We can think of the PageRank score $PR(p)$ of a page $p$ as the probability that a random surfer will be at page $p$ at a given point in time. In this interpretation, the PageRank score will be between 0 and 1 and since the surfer has to be on some page at any given time and the sum of the PageRank scores of all the pages sums to 1.

The Algorithm is as follows:

  1. Assign each node an initial page rank
  2. repeat until convergence: calculate the page rank of each node using equation $\eqref{page rank}$

Worked Example

Consider this example, where we have four web pages pointing to each other as shown in the figure below. Intuitively, Page C has 3 in-links so it should have the highest PageRank and page D should be last because it does not have any in-links.

page rank example

We can write the PageRank score of each page as follows:

$$ \begin{aligned} PR(A) &= c \times \frac{PR(C)}{1} +\frac{(1-c)}{4} \newline PR(B) &= c \times \frac{PR(A)}{3} + \frac{(1-c)}{4} \newline PR(C) &= c \times \left(\frac{PR(A)}{3} + \frac{PR(B)}{1} + \frac{PR(D)}{1} \right) + \frac{(1-c)}{4} \newline PR(D) &= c \times \frac{PR(A)}{3} + \frac{(1-c)}{4} \newline \end{aligned} $$

Matrix Representation

To make solving the above equations easier we can write them in matrix format. We will not go into all the mathematical details but we can write the equation as the sum of two matrices, the first matrix is very similar to the adjacency matrix of the original graph while the second matrix is just a constant matrix.

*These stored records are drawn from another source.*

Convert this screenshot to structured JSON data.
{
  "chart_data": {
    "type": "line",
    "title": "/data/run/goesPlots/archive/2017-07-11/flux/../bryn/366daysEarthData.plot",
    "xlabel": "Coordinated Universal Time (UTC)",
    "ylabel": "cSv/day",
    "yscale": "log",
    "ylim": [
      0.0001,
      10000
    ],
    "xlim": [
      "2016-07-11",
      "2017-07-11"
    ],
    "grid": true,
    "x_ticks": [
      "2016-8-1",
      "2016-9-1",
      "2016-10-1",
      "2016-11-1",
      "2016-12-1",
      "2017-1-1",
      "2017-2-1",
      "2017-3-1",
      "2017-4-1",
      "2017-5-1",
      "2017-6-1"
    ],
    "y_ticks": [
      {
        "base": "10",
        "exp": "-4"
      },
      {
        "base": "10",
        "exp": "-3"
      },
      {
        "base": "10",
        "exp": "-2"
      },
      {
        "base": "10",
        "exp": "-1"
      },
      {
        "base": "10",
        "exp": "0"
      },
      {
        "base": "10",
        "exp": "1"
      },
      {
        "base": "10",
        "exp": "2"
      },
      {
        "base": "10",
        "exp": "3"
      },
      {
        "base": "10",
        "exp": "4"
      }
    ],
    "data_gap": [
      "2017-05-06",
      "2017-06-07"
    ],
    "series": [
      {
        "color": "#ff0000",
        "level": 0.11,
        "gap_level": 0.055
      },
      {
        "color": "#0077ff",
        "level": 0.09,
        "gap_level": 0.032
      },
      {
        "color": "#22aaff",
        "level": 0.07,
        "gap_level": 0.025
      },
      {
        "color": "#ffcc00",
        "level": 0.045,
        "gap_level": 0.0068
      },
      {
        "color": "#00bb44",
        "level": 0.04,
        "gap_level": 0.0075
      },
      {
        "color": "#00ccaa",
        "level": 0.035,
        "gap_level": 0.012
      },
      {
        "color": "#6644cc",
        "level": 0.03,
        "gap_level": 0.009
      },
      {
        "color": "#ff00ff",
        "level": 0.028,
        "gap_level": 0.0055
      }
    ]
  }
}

$$\begin{bmatrix} PR(A) & PR(B) & PR(C) & PR(D) \end{bmatrix} = \left(c \times \begin{bmatrix} 0 & 0.5 & 0 & 0 \newline 0 & 0 & 1 & 0 \newline 1 & 0 & 0 & 0 \newline 0 & 1 & 0 & 0 \end{bmatrix} + \frac{(1-c)}{4} \times \begin{bmatrix} 1 & 1 & 1 & 1 \newline 1 & 1 & 1 & 1 \newline 1 & 1 & 1 & 1 \newline 1 & 1 & 1 & 1 \end{bmatrix} \right) $$

We can then use Power Iteration method to solve this problem Let $c = 0.85$ and suppose we initialize

$$ \begin{bmatrix} PR(A) & PR(B) & PR(C) & PR(D) \end{bmatrix} = \begin{bmatrix} 1.0 & 0 & 0 & 0 \end{bmatrix} $$

Page Iteration 1 Iteration 2 Iteration 3 Iteration 4 Iteration 12
Page A 1.0 0.0375 0.4306250 0.41707812 0.36124157
Page B 0.0 0.4625 0.0853125 0.25239062 0.22300072
Page C 0.0 0.4625 0.4465625 0.29303125 0.37825770
Page D 0.0 0.0375 0.0375000 0.03750000 0.03750000

Python Implementation

We can easily implement the iterations of power method in a couple of lines of python.

 1
 2
 3
 4
 5
 6
 7
 8
 9
10
11
12
13
14
15
16
17
18
19
20
21
import numpy as np

def page_rank(adj_matrix):
    # parameters
    num_pages = adj_matrix.shape[0]
    c = 0.85
    uniform_prob = 1.0/num_pages
    epsilon = 1e-5
    
    # transition probability
    transition_matrix = c * adj_matrix  + (1-c) * np.full((num_pages, num_pages), uniform_prob)
    
    # initialize page rank
    pr = np.full((1, num_pages), uniform_prob)
    
    pr_new = np.matmul(pr, transition_matrix)
    while np.sum((pr_new - pr)**2) > epsilon:
        pr = pr_new
        pr_new = np.matmul(pr, transition_matrix)
    
    return pr

Conclusion

In this post, we described the PageRank algorithm. We then described the random surfer model and the interpreting PageRank as a probability. Later we described the algorithm steps and discussed how to use power iteration to solve the recursive equations.